First, take a piece of paper and draw a line down the middle of the page, creating two columns. In column number one, write down all of the things that you have no control over that are making your business difficult, such as the economy, the stock market, your customers’ finances, the banks, your boss, the parent company, the health care cost increase, the company’s overall budget, the board, the elections, the newscasts that hurt your business, etc. Those are the things that you have no control over that truly are affecting you. Get everything in that column that you can think of.
Next, I want you to really worry about these items, even as a group. Obsess over them. Ruminate. Dwell. Think it through over and over…FOR ABOUT FIVE OR TEN MINUTES. Then, I want you to set the list aside until the next day when you can do the same thing all over again. The reason I suggest that you do this is that you need to! You need to worry about this stuff, and get into “Ain’t it awful!” for a few minutes because it is! It is really bad stuff. I do not want you to be in denial. Besides, your brain needs to complete the loop of making sure that you know how bad it is. Otherwise, it will continue to remind you of it, probably in the middle of the night or every time you have some good idea. So, focus on it. But…only for about five or ten minutes.
Next, after you have had your “worry time,” I want you to draw a circle around that time block and stop thinking about that column. Quarantine it. Put a boundary around it. If you find it helpful, put a red STOP sign on it. No more thinking about those things.
Next, and most important, let’s go to the second column. In this column, I want you to write down everything that you DO have control over that can drive results. This need not be a final list. You can always add more activities as they occur to you and your team, as they probably will change as time goes on. But once you have the list in the initial form, I want you to focus on it every single day. Make prioritizing and doing those activities the primary focus of every day. Work the list.

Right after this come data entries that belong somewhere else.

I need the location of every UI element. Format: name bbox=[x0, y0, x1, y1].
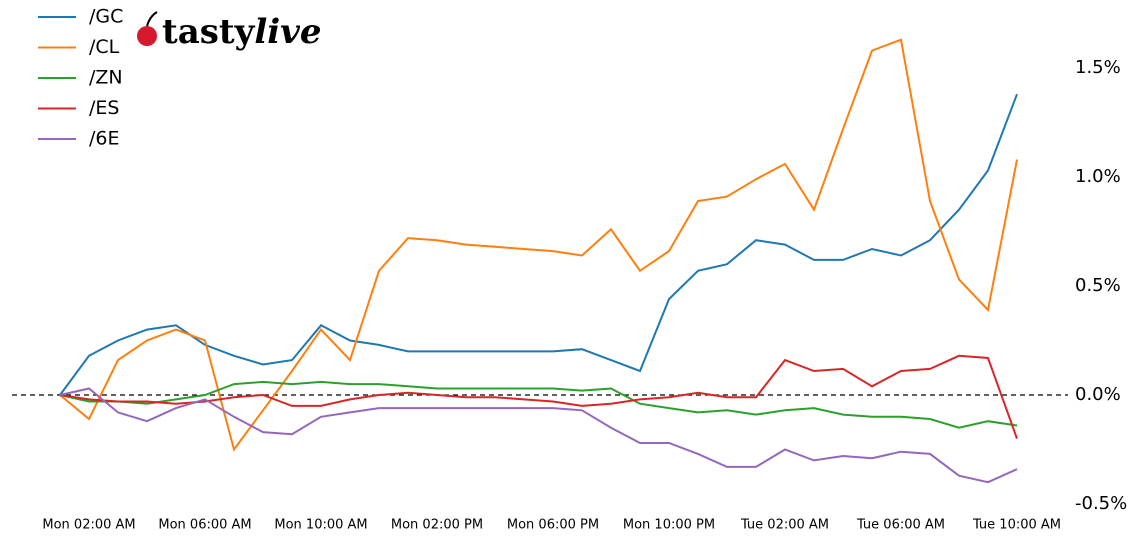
x-tick-label: Tue 10:00 AM bbox=[972, 518, 1061, 533]
series-line bbox=[59, 380, 1018, 429]
x-tick-label: Mon 06:00 AM bbox=[158, 518, 251, 533]
logo-cherry bbox=[137, 26, 157, 46]
y-tick-label: 1.0% bbox=[1075, 166, 1121, 187]
y-tick-label: 1.5% bbox=[1075, 57, 1121, 78]
series-line bbox=[59, 38, 1018, 452]
legend-label: /GC bbox=[89, 6, 123, 28]
plot: -0.5% 0.0% 0.5% 1.0% 1.5% Mon 02:00 AM Mon 06:… bbox=[12, 6, 1127, 533]
logo: tastylive bbox=[137, 11, 322, 52]
logo-text: tastylive bbox=[162, 12, 322, 52]
logo-stem bbox=[146, 11, 158, 27]
legend: /GC/CL/ZN/ES/6E bbox=[38, 6, 123, 150]
legend-label: /6E bbox=[89, 128, 120, 150]
x-tick-label: Mon 02:00 AM bbox=[42, 518, 135, 533]
logo-tasty: tasty bbox=[162, 12, 256, 52]
legend-label: /CL bbox=[89, 36, 120, 58]
y-tick-label: 0.5% bbox=[1075, 275, 1121, 296]
x-tick-label: Mon 10:00 AM bbox=[274, 518, 367, 533]
logo-live: live bbox=[254, 12, 321, 52]
series-line bbox=[59, 387, 1018, 484]
legend-label: /ZN bbox=[89, 67, 123, 89]
legend-label: /ES bbox=[89, 97, 119, 119]
x-tick-label: Tue 06:00 AM bbox=[856, 518, 945, 533]
x-tick-label: Mon 02:00 PM bbox=[391, 518, 483, 533]
y-tick-label: 0.0% bbox=[1075, 384, 1121, 405]
x-tick-label: Mon 06:00 PM bbox=[507, 518, 599, 533]
y-tick-label: -0.5% bbox=[1075, 493, 1127, 514]
series-line bbox=[59, 354, 1018, 439]
x-tick-label: Tue 02:00 AM bbox=[740, 518, 829, 533]
x-tick-label: Mon 10:00 PM bbox=[623, 518, 715, 533]
series-line bbox=[59, 93, 1018, 396]
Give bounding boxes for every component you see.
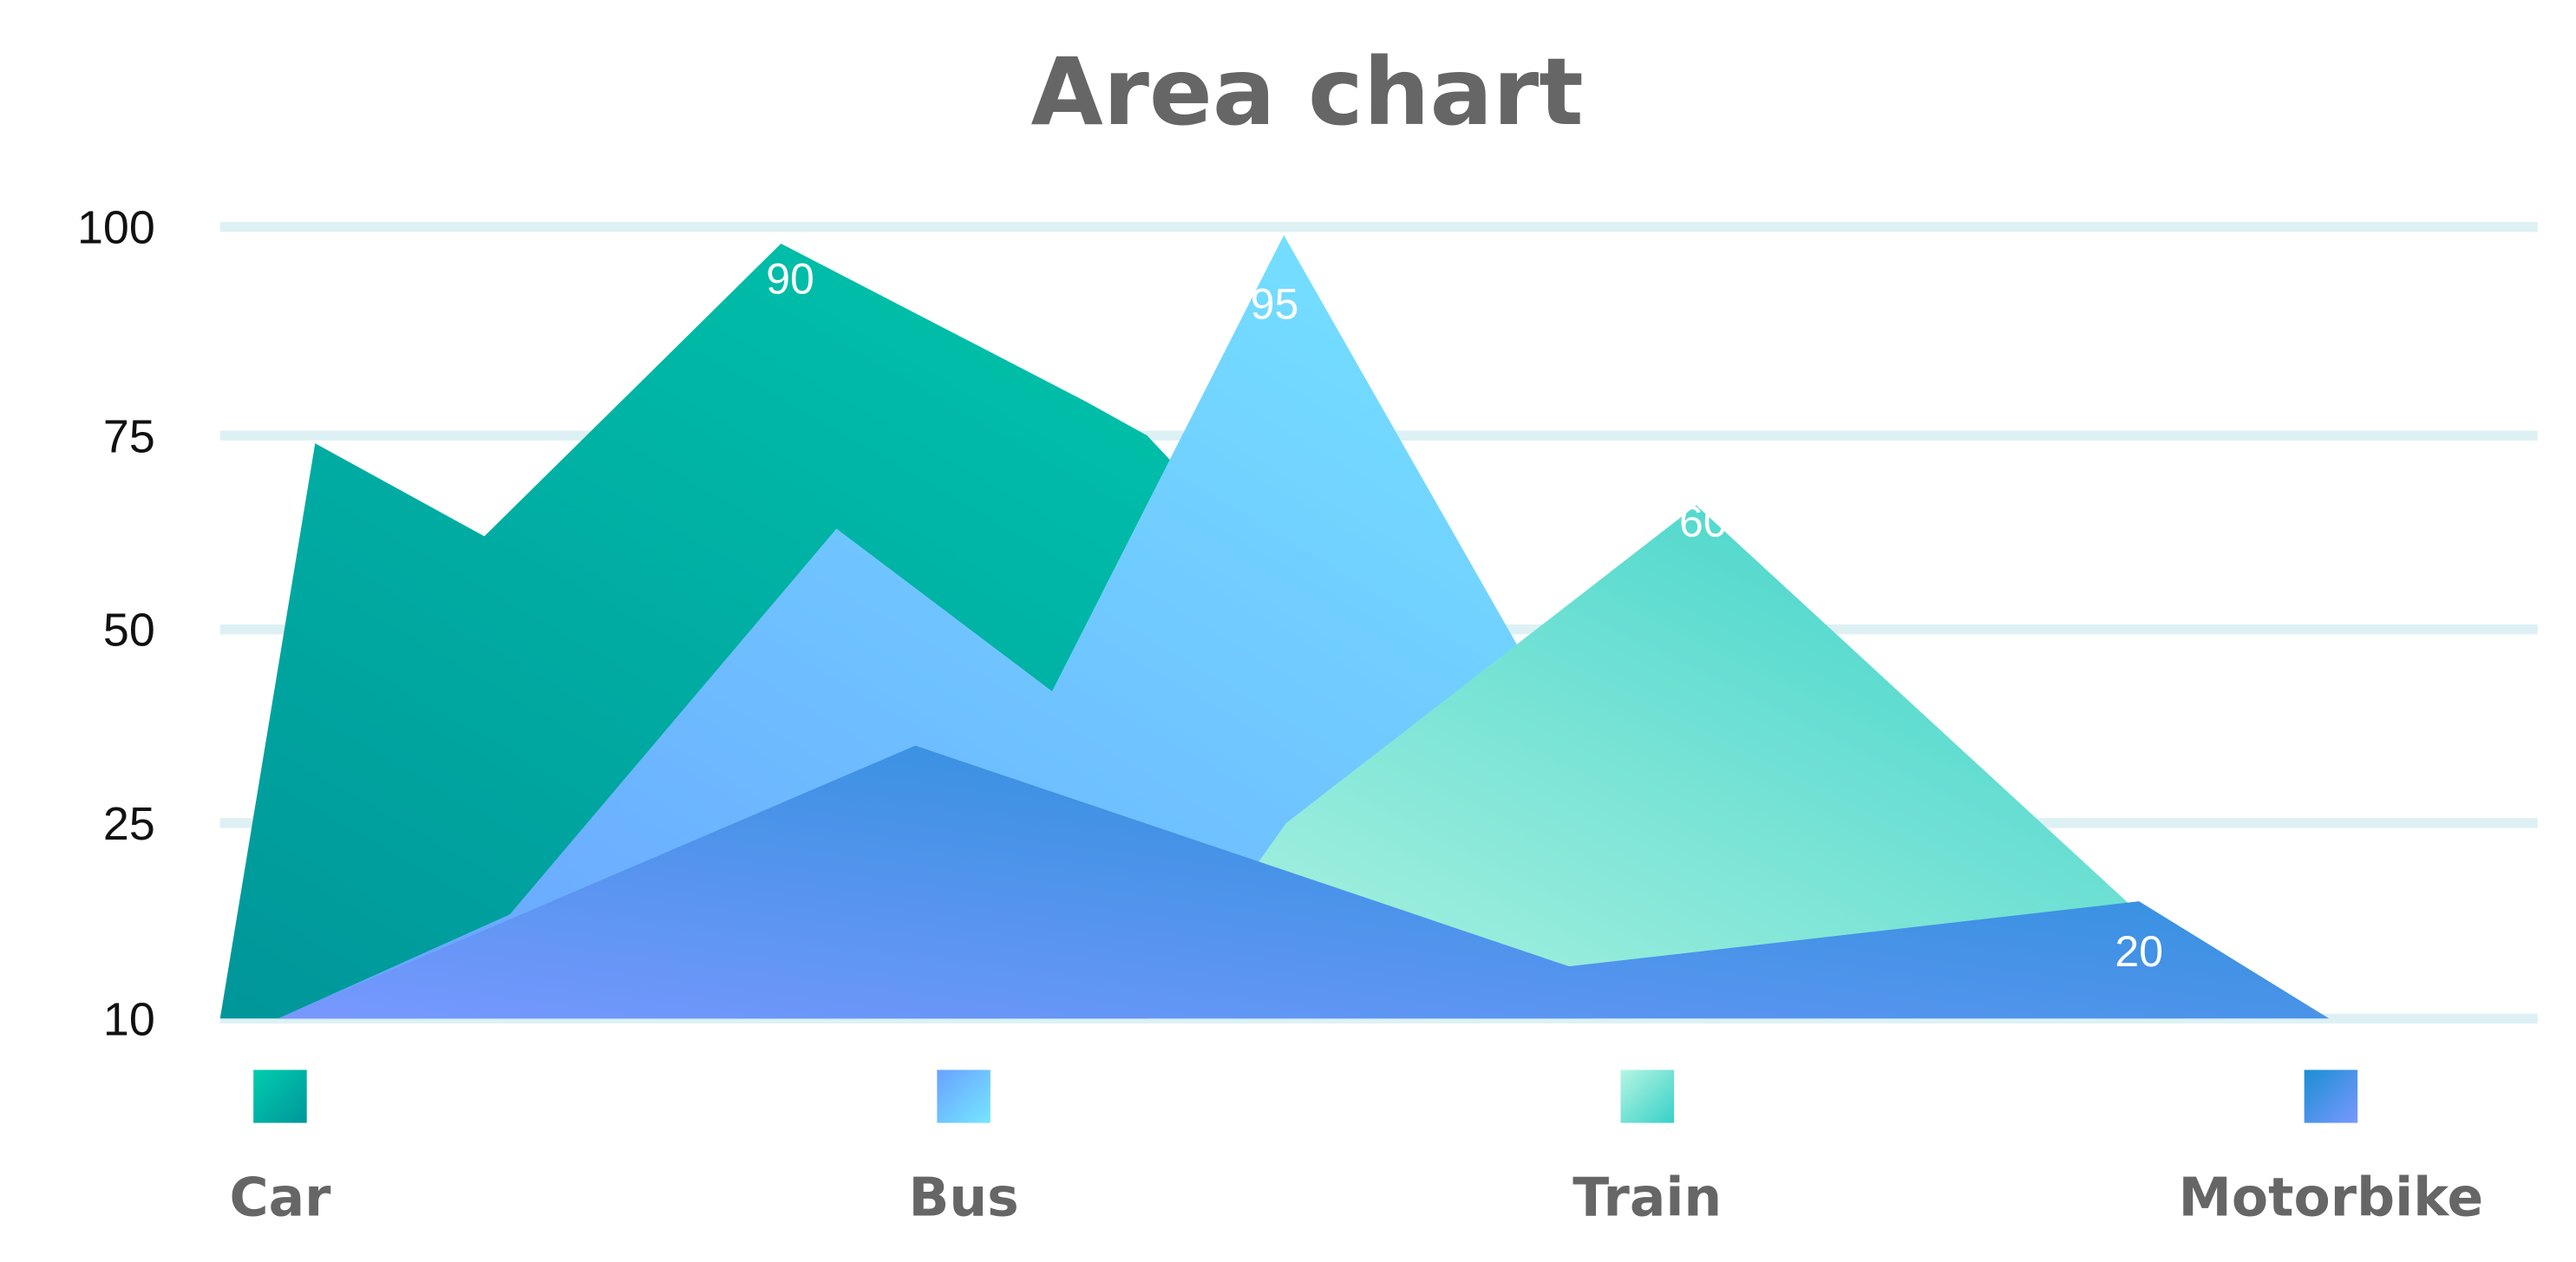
data-label: 60: [1679, 498, 1728, 546]
data-label: 95: [1251, 280, 1299, 329]
y-tick-label: 50: [103, 605, 155, 657]
y-axis-ticks: 100 75 50 25 10: [77, 202, 155, 1046]
y-tick-label: 10: [103, 994, 155, 1046]
area-bus: [278, 235, 1592, 1019]
legend-label-train: Train: [1572, 1167, 1722, 1229]
y-tick-label: 25: [103, 798, 155, 850]
legend: Car Bus Train Motorbike: [229, 1069, 2484, 1229]
legend-swatch-motorbike: [2304, 1069, 2358, 1123]
data-label: 90: [766, 255, 814, 304]
y-tick-label: 75: [103, 410, 155, 462]
y-tick-label: 100: [77, 202, 155, 254]
legend-swatch-bus: [937, 1069, 991, 1123]
legend-swatch-train: [1620, 1069, 1675, 1123]
legend-label-car: Car: [229, 1167, 331, 1229]
legend-label-bus: Bus: [908, 1167, 1018, 1229]
data-labels: 90 95 60 20: [766, 255, 2163, 976]
area-train: [1147, 505, 2183, 1019]
chart-title: Area chart: [1031, 39, 1584, 147]
area-layer: [219, 235, 2330, 1019]
data-label: 20: [2115, 927, 2163, 976]
legend-label-motorbike: Motorbike: [2179, 1167, 2484, 1229]
area-motorbike: [278, 745, 2330, 1019]
legend-swatch-car: [253, 1069, 307, 1123]
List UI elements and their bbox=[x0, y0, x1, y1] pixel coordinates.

What makes this simple exercise so powerful is that it speaks directly to our brains’ executive functions and our desire to have control. The brain begins to “attend” to the actual activities that it can control, and it “inhibits” the thoughts, behaviors, and information that interfere with positive actions. The process of doing this, individually and collectively, builds up working memory and creates those positive, action-oriented behaviors that lead to better results, new products, new partnerships, new customers, and a lot more fun. The brain begins to get out of the mud.
Optimism is powerful. But, its resurrection cannot take hold until a sense of control is regained.